Marta, Mart! I’m in Mervas. It’s not possible to get any farther away. And no closer either. Your Kosti.
That’s all it said. And he hadn’t been in touch for over twenty years. Not that I’ve been counting the years; I stopped doing that a long time ago. But now he’d sent me this message and it was like being filled with air, like being hit in the face by a gale so strong it made me gasp for breath.
I read the letter again and again. My first thought was that it was fake, that someone wanted to taunt me. But who would want to do that? I have no friends; there’s no one who would know that such a cryptic little note would weigh on me. No one, except perhaps Kosti himself. And now he had written it. A faint cry from one end of life to the other, a cry straight through the years. And from Mervas. What kind of place was Mervas?
I wept. A sadness so vast washed over me I wasn’t sure I’d be able to contain it. In some ways, it was myself that I mourned. I mourned my own life; it was as if I’d been invited to my own funeral and now stood above the coffin, where everything had been completed and settled, where for the first time my life could be looked upon as something finished and concluded, and there was nothing, absolutely nothing, that could be added to it. And I cried over everything that was lost, everything that had gone wrong and been led astray.
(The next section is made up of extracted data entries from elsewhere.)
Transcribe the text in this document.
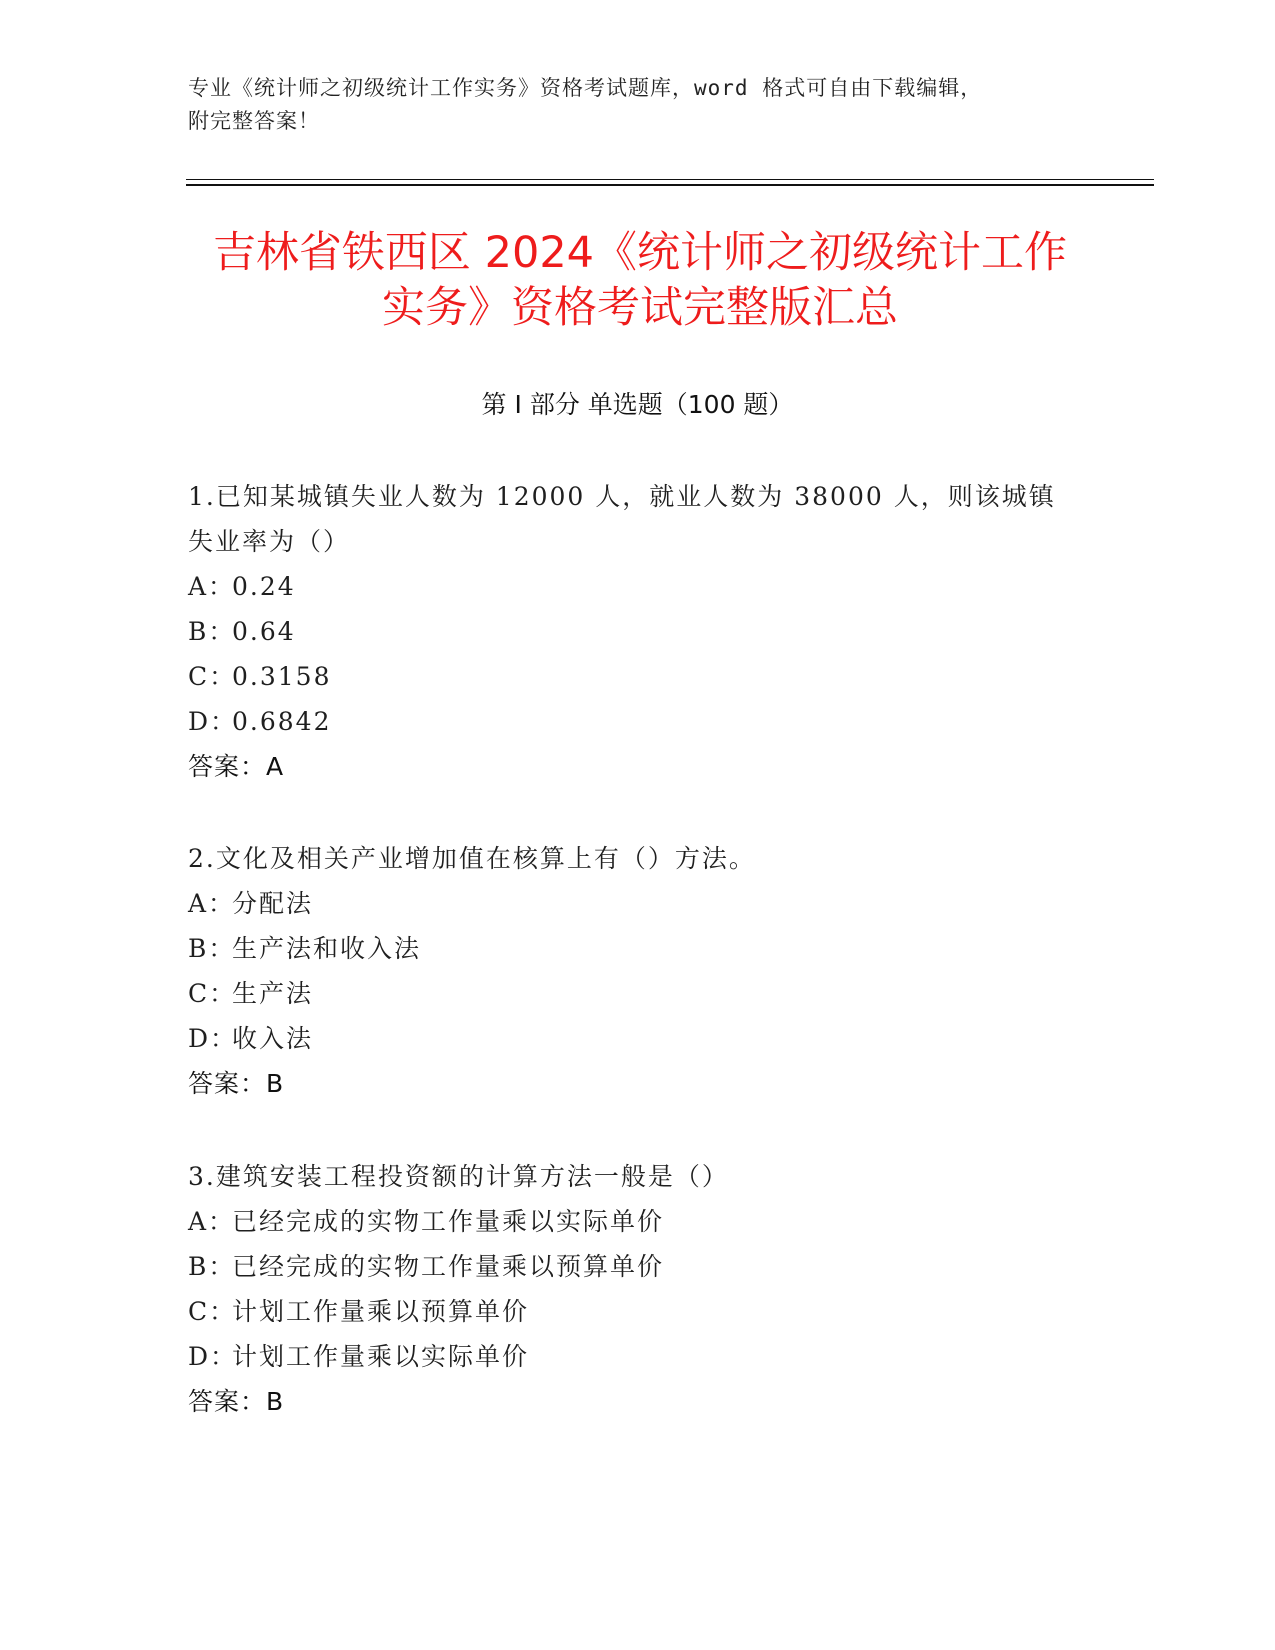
专业《统计师之初级统计工作实务》资格考试题库，word 格式可自由下载编辑，
附完整答案！
吉林省铁西区 2024《统计师之初级统计工作
实务》资格考试完整版汇总
第 I 部分 单选题（100 题）

1.已知某城镇失业人数为 12000 人，就业人数为 38000 人，则该城镇失业率为（）

A：0.24

B：0.64

C：0.3158

D：0.6842

答案：A

2.文化及相关产业增加值在核算上有（）方法。

A：分配法

B：生产法和收入法

C：生产法

D：收入法

答案：B

3.建筑安装工程投资额的计算方法一般是（）

A：已经完成的实物工作量乘以实际单价

B：已经完成的实物工作量乘以预算单价

C：计划工作量乘以预算单价

D：计划工作量乘以实际单价

答案：B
My tears were unnaturally hot, they ran down my neck and onto my chest and I felt their entire path, felt how hot they were, strangely, remarkably hot, as if there’d been boiling, volcanic wells hidden inside me, and now they were overflowing through my eyes.
To keep from falling to pieces, I started pacing. I covered every room. The small, dismal apartment became a dreamscape. My tears made everything blurry, almost blotted things out, and in this intense and charged absence, I reached for objects like a blind person. I used my fingertips to see, my eyes were elsewhere.
I must have plodded for hours. The entire time, I thought I would implode from sadness, that I would break like a clay vessel in pressured heat. I touched potted plants, rocks, books, furniture, and lamp shades. It grew darker in the rooms, I could sense the gloam through my skin.